Note that forward_log_det_jacobian is the negative of this function, evaluated at g^{-1}(y).

Args:

• y: Tensor. The input to the 'inverse' Jacobian determinant evaluation.
• event_ndims: Number of dimensions in the probabilistic events being transformed. Must be greater than or equal to self.inverse_min_event_ndims. The result is summed over the final dimensions to produce a scalar Jacobian determinant for each event, i.e. it has shape rank(y) - event_ndims dimensions.
• name: The name to give this op.
• **kwargs: Named arguments forwarded to subclass implementation.

Returns:

• ildj: Tensor, if this bijector is injective. If not injective, returns the tuple of local log det Jacobians, log(det(Dg_i^{-1}(y))), where g_i is the restriction of g to the ith partition Di.

Raises:

• TypeError: if self.dtype is specified and y.dtype is not self.dtype.
• NotImplementedError: if _inverse_log_det_jacobian is not implemented.

with_name_scope

with_name_scope(
    cls,
    method
)

Decorator to automatically enter the module name scope.

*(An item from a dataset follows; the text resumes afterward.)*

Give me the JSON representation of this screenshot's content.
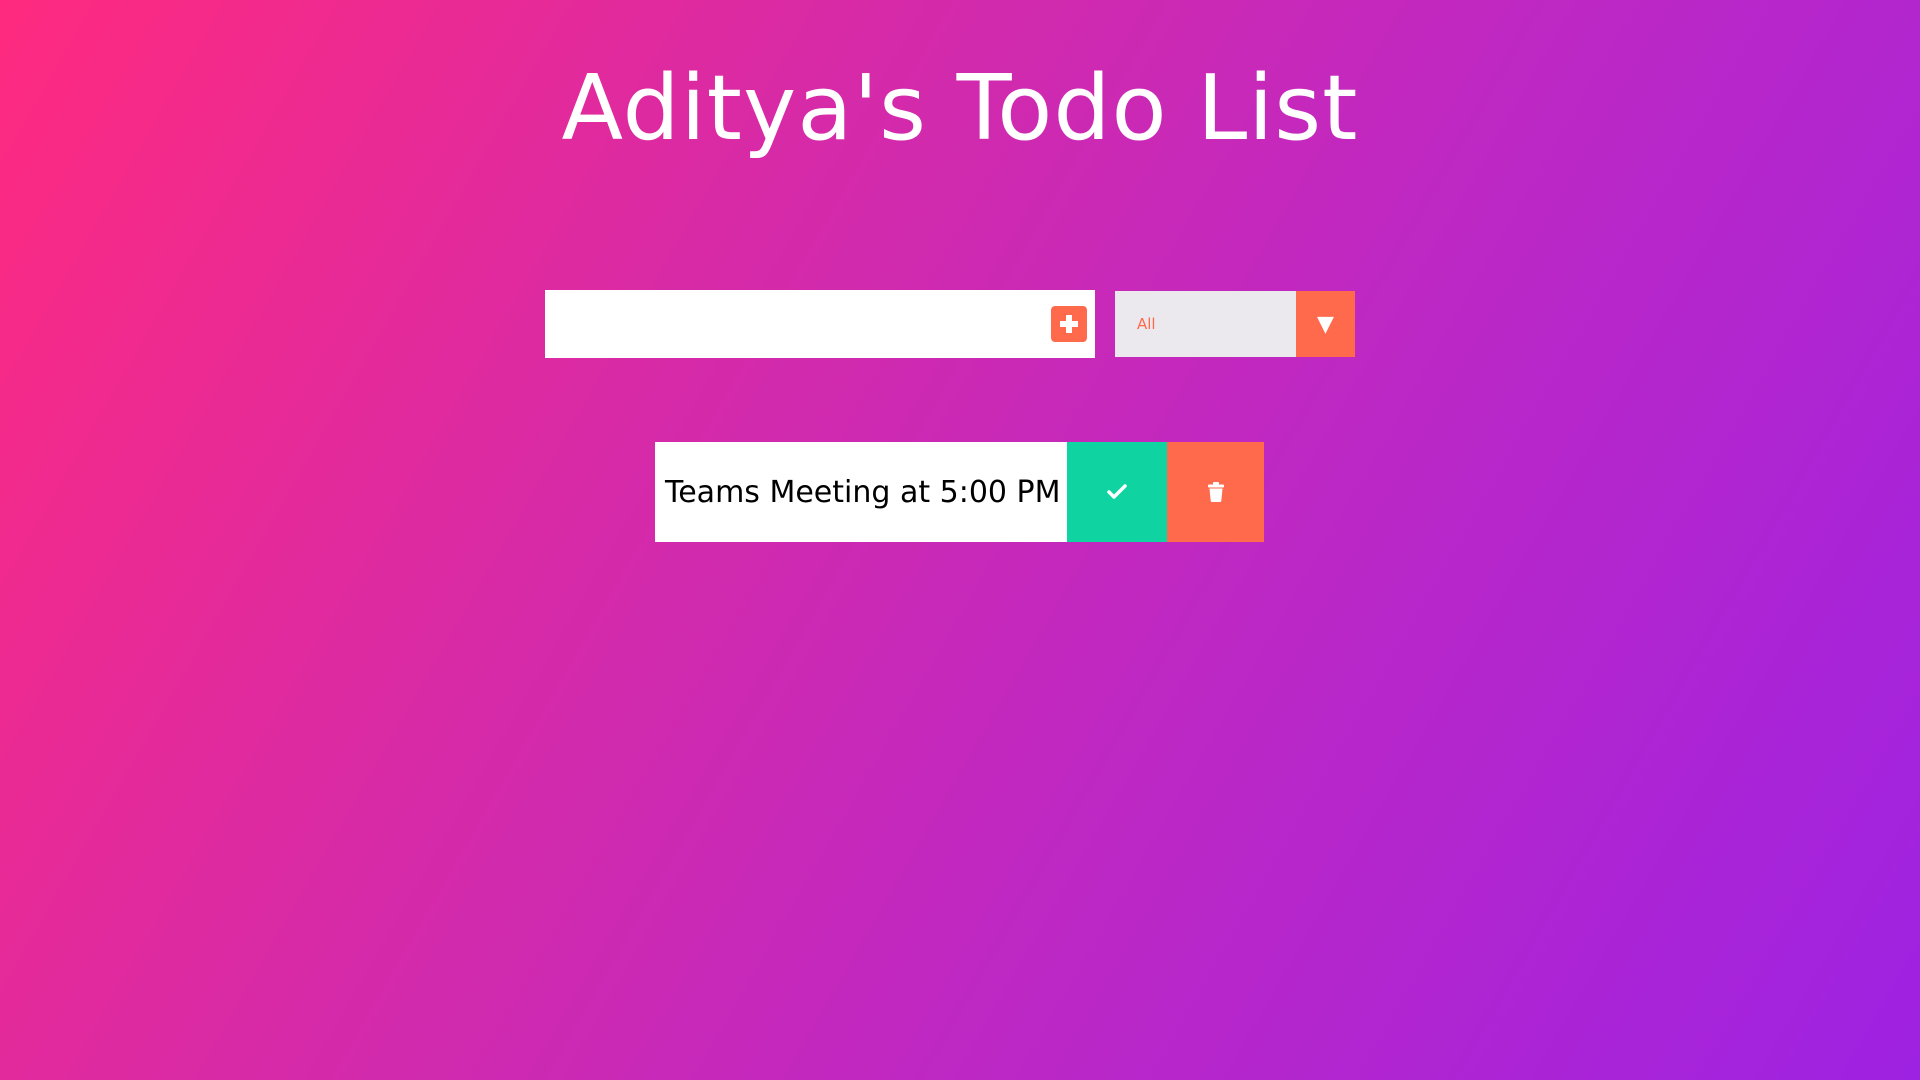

class MyModule(tf.Module):
  @tf.Module.with_name_scope
  def __call__(self, x):
    if not hasattr(self, 'w'):
      self.w = tf.Variable(tf.random.normal([x.shape[1], 64]))
    return tf.matmul(x, self.w)

Using the above module would produce tf.Variables and tf.Tensors whose names included the module name:

mod = MyModule()
mod(tf.ones([8, 32]))
# ==> <tf.Tensor: ...>
mod.w
# ==> <tf.Variable ...'my_module/w:0'>

Args:

• method: The method to wrap.

Returns:

The original method wrapped such that it enters the module's name scope.